Le moyen de nullité sera donc rejeté.
SUR LE FOND
Selon l'article L742-4 du CESEDA': «'Le juge des libertés et de la détention peut, dans les mêmes conditions qu'à l'article L. 742-1, être à nouveau saisi aux fins de prolongation du maintien en rétention au-delà de trente jours, dans les cas suivants :
1° En cas d'urgence absolue ou de menace d'une particulière gravité pour l'ordre public ;
2° Lorsque l'impossibilité d'exécuter la décision d'éloignement résulte de la perte ou de la destruction des documents de voyage de l'intéressé, de la dissimulation par celui-ci de son identité ou de l'obstruction volontaire faite à son éloignement ;
3° Lorsque la décision d'éloignement n'a pu être exécutée en raison :
a) du défaut de délivrance des documents de voyage par le consulat dont relève l'intéressé ou lorsque la délivrance des documents de voyage est intervenue trop tardivement pour procéder à l'exécution de la décision d'éloignement ;
b) de l'absence de moyens de transport.
L'étranger peut être maintenu à disposition de la justice dans les conditions prévues à l'article L. 742-2.
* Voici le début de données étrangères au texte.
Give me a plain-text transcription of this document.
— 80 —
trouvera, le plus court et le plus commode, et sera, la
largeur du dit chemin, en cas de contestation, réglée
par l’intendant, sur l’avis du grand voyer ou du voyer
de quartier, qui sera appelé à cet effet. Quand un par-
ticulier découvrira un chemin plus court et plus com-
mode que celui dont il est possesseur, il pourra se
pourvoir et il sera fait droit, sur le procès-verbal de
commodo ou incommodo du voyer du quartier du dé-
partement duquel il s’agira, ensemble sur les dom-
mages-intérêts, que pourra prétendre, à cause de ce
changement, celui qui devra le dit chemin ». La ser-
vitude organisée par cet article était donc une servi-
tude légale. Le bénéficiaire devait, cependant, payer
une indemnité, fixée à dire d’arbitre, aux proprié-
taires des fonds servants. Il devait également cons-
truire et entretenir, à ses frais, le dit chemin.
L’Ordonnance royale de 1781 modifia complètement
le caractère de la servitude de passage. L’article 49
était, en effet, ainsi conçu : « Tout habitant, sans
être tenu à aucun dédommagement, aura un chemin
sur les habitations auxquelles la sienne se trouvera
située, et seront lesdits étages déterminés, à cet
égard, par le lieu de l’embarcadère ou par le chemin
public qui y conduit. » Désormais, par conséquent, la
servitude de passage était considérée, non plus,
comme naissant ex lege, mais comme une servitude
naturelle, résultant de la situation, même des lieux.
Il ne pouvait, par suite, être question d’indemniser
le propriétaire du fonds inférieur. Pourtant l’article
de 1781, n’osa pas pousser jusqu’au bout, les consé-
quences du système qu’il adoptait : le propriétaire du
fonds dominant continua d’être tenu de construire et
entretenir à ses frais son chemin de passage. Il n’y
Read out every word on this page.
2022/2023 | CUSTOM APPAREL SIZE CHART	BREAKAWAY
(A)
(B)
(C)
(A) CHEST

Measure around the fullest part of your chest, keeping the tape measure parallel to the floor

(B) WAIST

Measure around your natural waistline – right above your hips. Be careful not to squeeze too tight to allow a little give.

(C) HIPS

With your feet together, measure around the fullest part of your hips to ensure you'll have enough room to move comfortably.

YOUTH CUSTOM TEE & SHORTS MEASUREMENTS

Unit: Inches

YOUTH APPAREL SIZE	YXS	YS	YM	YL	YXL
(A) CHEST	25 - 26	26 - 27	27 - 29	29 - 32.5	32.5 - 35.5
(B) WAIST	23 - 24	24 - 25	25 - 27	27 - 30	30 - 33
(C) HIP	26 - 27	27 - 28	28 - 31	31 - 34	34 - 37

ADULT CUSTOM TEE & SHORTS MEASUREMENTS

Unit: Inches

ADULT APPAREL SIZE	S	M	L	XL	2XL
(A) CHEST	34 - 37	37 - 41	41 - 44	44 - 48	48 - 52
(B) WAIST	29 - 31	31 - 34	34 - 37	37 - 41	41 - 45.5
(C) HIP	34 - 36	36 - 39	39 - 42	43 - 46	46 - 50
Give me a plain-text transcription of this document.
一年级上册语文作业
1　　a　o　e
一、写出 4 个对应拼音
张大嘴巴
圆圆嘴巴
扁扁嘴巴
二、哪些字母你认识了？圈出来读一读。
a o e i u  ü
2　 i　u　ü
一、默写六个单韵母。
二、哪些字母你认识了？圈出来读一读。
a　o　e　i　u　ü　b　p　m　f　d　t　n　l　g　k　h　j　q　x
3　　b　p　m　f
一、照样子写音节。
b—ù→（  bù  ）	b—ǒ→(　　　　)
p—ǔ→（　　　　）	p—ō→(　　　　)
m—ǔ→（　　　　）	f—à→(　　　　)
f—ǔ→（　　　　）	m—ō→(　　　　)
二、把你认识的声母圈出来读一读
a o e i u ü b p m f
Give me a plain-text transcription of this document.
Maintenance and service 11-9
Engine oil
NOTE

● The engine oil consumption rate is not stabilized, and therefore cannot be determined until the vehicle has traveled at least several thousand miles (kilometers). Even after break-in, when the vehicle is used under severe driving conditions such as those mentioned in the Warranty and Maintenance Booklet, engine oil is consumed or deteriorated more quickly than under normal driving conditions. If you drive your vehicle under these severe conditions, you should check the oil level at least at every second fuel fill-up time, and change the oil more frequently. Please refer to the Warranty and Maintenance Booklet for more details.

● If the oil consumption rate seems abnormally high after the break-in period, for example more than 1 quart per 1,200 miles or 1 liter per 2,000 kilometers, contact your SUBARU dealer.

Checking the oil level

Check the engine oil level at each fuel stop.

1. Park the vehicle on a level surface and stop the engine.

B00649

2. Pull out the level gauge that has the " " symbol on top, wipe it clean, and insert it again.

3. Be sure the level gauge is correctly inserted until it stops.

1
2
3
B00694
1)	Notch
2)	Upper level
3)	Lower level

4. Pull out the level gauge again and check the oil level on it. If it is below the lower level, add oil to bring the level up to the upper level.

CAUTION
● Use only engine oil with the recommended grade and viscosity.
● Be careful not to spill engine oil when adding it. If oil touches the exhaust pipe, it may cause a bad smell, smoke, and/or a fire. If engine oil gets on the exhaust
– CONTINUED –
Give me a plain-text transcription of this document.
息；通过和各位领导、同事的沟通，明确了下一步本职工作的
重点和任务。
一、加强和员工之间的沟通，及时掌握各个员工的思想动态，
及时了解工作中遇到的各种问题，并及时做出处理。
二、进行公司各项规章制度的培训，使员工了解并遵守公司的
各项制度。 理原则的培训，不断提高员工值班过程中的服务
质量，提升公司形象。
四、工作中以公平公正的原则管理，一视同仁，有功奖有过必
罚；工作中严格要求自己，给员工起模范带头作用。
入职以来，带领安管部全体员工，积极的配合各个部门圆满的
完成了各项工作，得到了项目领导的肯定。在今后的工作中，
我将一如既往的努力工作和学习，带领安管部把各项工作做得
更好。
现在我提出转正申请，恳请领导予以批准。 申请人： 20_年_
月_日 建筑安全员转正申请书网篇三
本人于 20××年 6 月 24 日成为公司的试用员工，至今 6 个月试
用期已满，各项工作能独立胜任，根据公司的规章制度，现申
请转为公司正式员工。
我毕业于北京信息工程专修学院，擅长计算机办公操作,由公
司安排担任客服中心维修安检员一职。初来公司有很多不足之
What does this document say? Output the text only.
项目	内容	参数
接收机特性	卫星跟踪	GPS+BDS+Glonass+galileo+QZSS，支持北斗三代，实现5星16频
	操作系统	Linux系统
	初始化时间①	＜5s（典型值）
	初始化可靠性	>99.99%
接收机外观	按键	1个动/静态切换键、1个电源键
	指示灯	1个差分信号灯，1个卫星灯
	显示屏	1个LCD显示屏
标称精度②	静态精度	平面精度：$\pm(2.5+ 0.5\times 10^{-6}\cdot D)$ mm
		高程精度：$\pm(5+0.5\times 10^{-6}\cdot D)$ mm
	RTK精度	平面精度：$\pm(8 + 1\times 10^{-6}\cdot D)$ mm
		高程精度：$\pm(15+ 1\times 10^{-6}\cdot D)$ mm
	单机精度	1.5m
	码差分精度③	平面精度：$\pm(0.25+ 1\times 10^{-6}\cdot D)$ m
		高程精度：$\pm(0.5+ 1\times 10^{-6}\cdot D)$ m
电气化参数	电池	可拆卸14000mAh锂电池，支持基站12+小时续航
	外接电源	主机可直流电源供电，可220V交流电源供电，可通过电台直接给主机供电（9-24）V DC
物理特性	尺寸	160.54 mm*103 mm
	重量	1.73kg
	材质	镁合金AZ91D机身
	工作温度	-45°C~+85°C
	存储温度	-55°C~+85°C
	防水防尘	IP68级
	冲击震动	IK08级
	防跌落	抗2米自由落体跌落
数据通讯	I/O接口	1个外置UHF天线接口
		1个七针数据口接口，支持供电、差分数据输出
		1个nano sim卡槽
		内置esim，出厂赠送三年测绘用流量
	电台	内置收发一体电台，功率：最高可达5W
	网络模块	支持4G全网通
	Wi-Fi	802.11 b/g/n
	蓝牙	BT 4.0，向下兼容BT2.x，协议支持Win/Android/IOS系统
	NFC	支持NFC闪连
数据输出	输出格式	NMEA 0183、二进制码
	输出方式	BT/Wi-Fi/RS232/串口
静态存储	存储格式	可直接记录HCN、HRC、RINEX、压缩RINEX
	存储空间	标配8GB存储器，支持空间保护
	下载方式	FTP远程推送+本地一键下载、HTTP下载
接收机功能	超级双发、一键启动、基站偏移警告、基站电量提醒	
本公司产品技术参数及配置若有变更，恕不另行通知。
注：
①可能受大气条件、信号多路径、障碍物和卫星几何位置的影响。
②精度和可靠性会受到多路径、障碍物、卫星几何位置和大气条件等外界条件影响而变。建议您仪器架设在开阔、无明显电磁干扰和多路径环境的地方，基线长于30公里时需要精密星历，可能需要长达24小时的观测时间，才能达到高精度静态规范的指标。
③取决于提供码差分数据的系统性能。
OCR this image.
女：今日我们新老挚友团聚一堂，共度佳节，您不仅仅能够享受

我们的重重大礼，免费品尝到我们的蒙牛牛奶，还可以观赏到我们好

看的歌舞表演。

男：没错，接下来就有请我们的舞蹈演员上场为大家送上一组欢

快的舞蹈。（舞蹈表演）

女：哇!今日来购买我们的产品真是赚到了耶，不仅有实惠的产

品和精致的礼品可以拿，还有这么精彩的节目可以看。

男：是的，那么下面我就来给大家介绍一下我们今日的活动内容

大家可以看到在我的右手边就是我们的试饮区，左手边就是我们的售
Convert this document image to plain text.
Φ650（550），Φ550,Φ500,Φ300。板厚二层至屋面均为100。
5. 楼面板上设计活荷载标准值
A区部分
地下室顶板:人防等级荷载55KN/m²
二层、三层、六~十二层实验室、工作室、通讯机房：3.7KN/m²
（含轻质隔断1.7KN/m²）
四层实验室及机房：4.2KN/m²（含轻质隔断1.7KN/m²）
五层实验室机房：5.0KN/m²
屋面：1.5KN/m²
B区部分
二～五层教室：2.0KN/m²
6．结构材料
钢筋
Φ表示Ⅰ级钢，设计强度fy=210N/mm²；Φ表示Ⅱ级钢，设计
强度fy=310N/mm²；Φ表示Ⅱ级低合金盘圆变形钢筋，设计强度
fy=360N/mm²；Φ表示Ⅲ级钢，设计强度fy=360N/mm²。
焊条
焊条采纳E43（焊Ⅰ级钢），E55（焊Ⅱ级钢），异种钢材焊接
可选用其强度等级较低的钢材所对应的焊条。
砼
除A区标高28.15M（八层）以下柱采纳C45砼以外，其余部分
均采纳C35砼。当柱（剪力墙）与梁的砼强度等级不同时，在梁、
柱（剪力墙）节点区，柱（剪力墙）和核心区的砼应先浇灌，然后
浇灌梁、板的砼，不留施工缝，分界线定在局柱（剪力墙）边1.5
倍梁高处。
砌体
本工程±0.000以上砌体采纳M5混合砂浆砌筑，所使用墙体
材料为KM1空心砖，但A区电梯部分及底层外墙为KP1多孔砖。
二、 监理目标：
Si le juge ordonne la prolongation de la rétention, celle-ci court à compter de l'expiration de la précédente période de rétention et pour une nouvelle période d'une durée maximale de trente jours. La durée maximale de la rétention n'excède alors pas soixante jours.'»
En l'espèce, l'intéressé ne présente pas de garanties de représentation effectives propres à prévenir le risque de soustraction à la mesure qui est considéré comme établi au visa des articles L 612-2, X et L 612-3, X du ceseda : il ne dispose pas de document d'identité valide et s'est soustrait à deux précédentes mesures d'éloignement.
Il y a lieu en conséquence de confirmer l'ordonnance déférée.
PAR CES MOTIFS :
Statuant publiquement,
Vu l'article 66 de la constitution du 4 octobre 1958,
Vu les articles du code de l'entrée et du séjour des étrangers et du droit d'asile,
Déclarons l'appel recevable,
Rejetons les exceptions et moyens soulevés,
Confirmons la décision déférée,
Disons que la présente ordonnance sera notifiée conformément à l'article R 743-19 du Code de l'Entrée et du Séjour des Etrangers et du Droit d'Asile,
Fait à Montpellier, au palais de justice, le 10 Novembre 2023 à 11h50.